E6 is a major cause of outbreaks of AM, and the rising trend in the detection rate of E6 [32,33,34], indicates a great hidden danger to human health. Although China has not established systematic enterovirus surveillance, based on the surveillance of HFMD, we found that EVs other than non-EV-A71 and CV-A16 accounted for a high proportion of reported HFMD cases, particularly severe cases requiring medical attention. Most of the E6 sequences that were downloaded from GenBank for this study were from after 2000. This may indicate either that the surveillance of enteroviruses was strengthened during this period in different regions or that the activity of E6 in the population and environment has increased. At present, research on E6 around the world is limited to a single monitoring system in a localized area, and there is no uniform division of genotypes. Therefore, to reveal transmission networks and geographical distribution, it is of great importance to summarize the current data on global E6 and analyze its distribution using molecular methods.

Six genotypes were identified in this study, and the different genotypes were mainly associated with different diseases. Genotype C was mainly isolated from sewage for environmental monitoring, which indicates a potential risk of outbreaks. Although genotype E was prevalent among patients with AM/meningitis in the other countries, Chinese isolates of genotype E were more frequently detected in AFP patients, suggesting some genetic differences among the sequences in China and abroad. As the largest branch with the most extensive geographic distribution, genotype F includes viruses detected in China, Poland, Japan, Belarus, Finland, Ukraine, France, Tunisia, America, and Russia. These viruses were associated with diseases, including AM/meningitis, AFP, and HFMD, but were also found in healthy children from 1991 to 2018. Furthermore, more serious diseases were associated with genotype F than with the other genotypes; thus, we speculate that genotype F viruses have evolved with high transmissibility and virulence during persistent and extensive circulation among populations.

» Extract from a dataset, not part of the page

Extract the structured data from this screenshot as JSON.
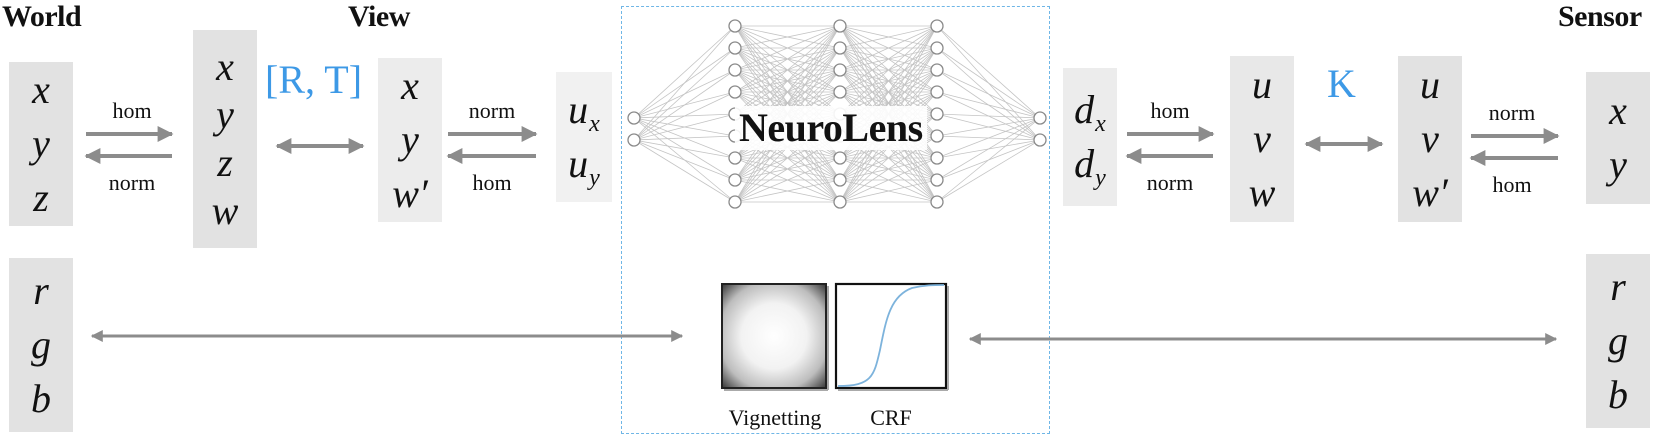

It is worth noting that in 1956 (95% confidence interval, 56-68 years ago), E6 gradually evolved into genotypes E and F and that circa 1962, different genotypes circulated independently. However, the sequences of the 1D and 3CD regions of 49 E6 strains in a geographical region in France from 1999 to 2007 were determined, and the substitution rate was estimated to be 8.597 × 10-3 and 6.252 × 10-3 substitutions site-1 year-1, respectively [35]. In our study, we included more sequences from over a wider range of time and area for evolutionary history analysis.

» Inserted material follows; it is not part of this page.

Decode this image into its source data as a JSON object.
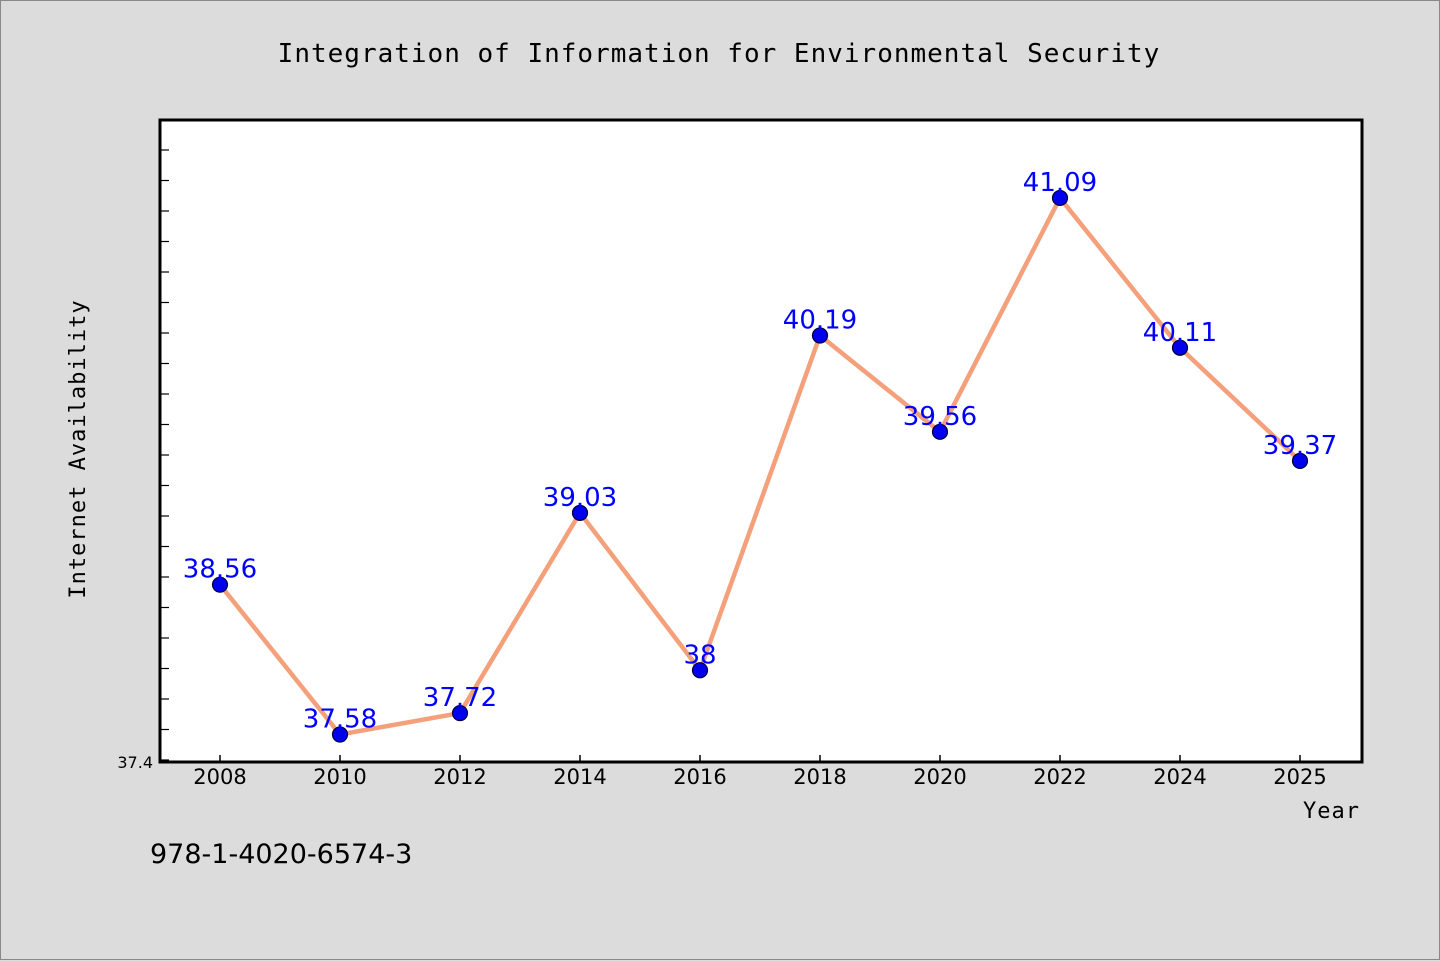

In the analysis of historical population dynamics, the E6 population in China showed a small shift in 2009 but did not cause large-scale disease outbreaks in the country. This phenomenon might be due to the evolution of E6 failing to reach a level that endangered human health or interference by other epidemic viruses. The detection rate of E6 in enterovirus and environmental monitoring is high [36], and recombination and mutations are the main determinants of viral sequence variation [37, 38]. This high degree of genetic diversity enables the virus to adapt quickly to the environment. Therefore, we conclude that the increase in the detection rate of the E6 strain is due to its rapid evolution.

Conclusion

In this study, we pooled global E6 data and established a method for genotyping E6 using full-length VP1 sequences, which provides an important reference for E6 global sequence sharing and identification to determine how the virus evolved and where it originally emerged. Based on the analysis of inferred evolutionary trends, we calculated its evolution rate and estimated the time to the earliest common ancestor of all genotypes. Genotypes C and F were the predominant genotypes in China, and genotype F viruses might have evolved with high transmissibility and virulence during persistent and extensive circulation among populations.

This study also provides basic data for improving and enriching our understanding of the genetic characteristics and molecular epidemiology of E6. It is important to conduct continuous and extensive surveillance for E6. Further research on the evolution, transmissibility and virulence of this virus will provide essential data for evidence-based guiding disease control and treatment.